58. Beer above 8% ABV
59. Poutine
60. Carob chips
61. S’mores
62. Sweetbreads
63. Kaolin. Oooooooo I just looked it up, I know I have to eat a peck of dirt before I shuffle off, but I think I will pass on this one, clay ain't food. I have eaten art paste, does that count?
64. Currywurst
65. Durian.Which smells worse, durian or epoisses (q.v.)?
66. Frogs’ legs
67. Beignets, churros, elephant ears or funnel cake.

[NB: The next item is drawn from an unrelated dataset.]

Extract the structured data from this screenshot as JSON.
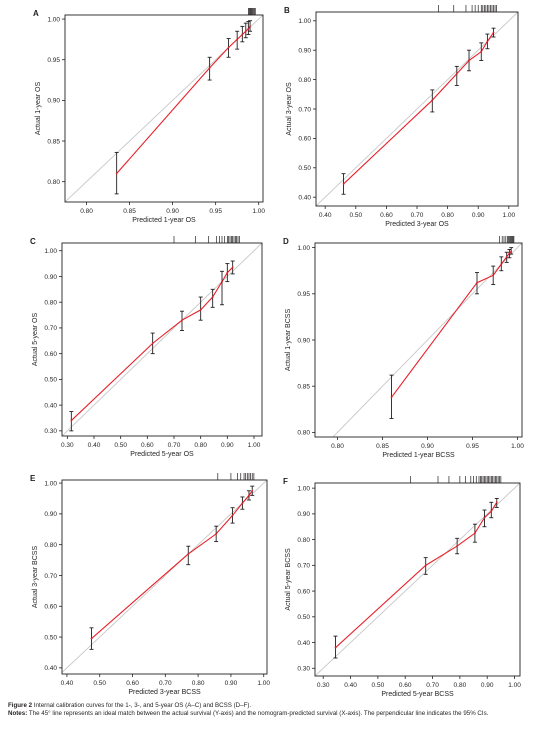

68. Haggis Had it when I was in Scotland in '73, enjoyed it. Mind you, my mother used to serve tripe (and boudin noir), a rarity in S. Weymouth, MA. I draw the line at Fried Haggis, though, as it is fried.
69. Fried plantain
70. Chitterlings, or andouillette
71. Gazpacho
72. Caviar (the good old stuff)and blini
73. Louche absinthe. It's on my personal List. Having acquired some in NH last summer, I want to do her right, the whole ritual."Absinthe makes the tart grow fonder".
74. Gjetost, or brunost
75. Roadkill. Half the wild raccoons and skunks have rabies: my question is, do you feel lucky, Bubba?
76. Baijiu
77. Hostess Fruit Pie HAHAHA. How did this working class delicacy get on the list? I didn't know it was available in the UK. A vending machine fav-o-rite from the bad old days.It really ain't food if you can get it from the machines at APA Transport in Canton, MA, which is where I got mine.
78. Snail
79. Lapsang souchong
80. Bellini
81. Tom yum
82. Eggs Benedict
83. Pocky
84. Tasting menu at a three-Michelin-star restaurant.
85. Kobe beef
86. Hare
87. Goulash
88. Flowers (I stuffed zucchini blossoms with ricotta and herbs , yessss; found 'em at the Goochland Farmer's market one year. I was on 'em like a duck on a June-Bug.)
89. Horse
90. Criollo chocolate
91. Spam
92. Soft shell crab
93. Rose harissa
94. Catfish One cannot live in the South any number of years without eating this fresh(or not so, if they are wild) water delight.
95. Mole poblano
96. Bagel and lox
97. Lobster Thermidor
98. Polenta
99. Jamaican Blue Mountain coffee . Wasted on me, really: Dunkin' Donuts suffices.
100. Snake

As you can see, there are not many that I would not try. I may be a bit quiet afterwards, but I will generally try anything before me. Especially if I was a guest."Food fussers" were quickly culled from the Phillips' herd.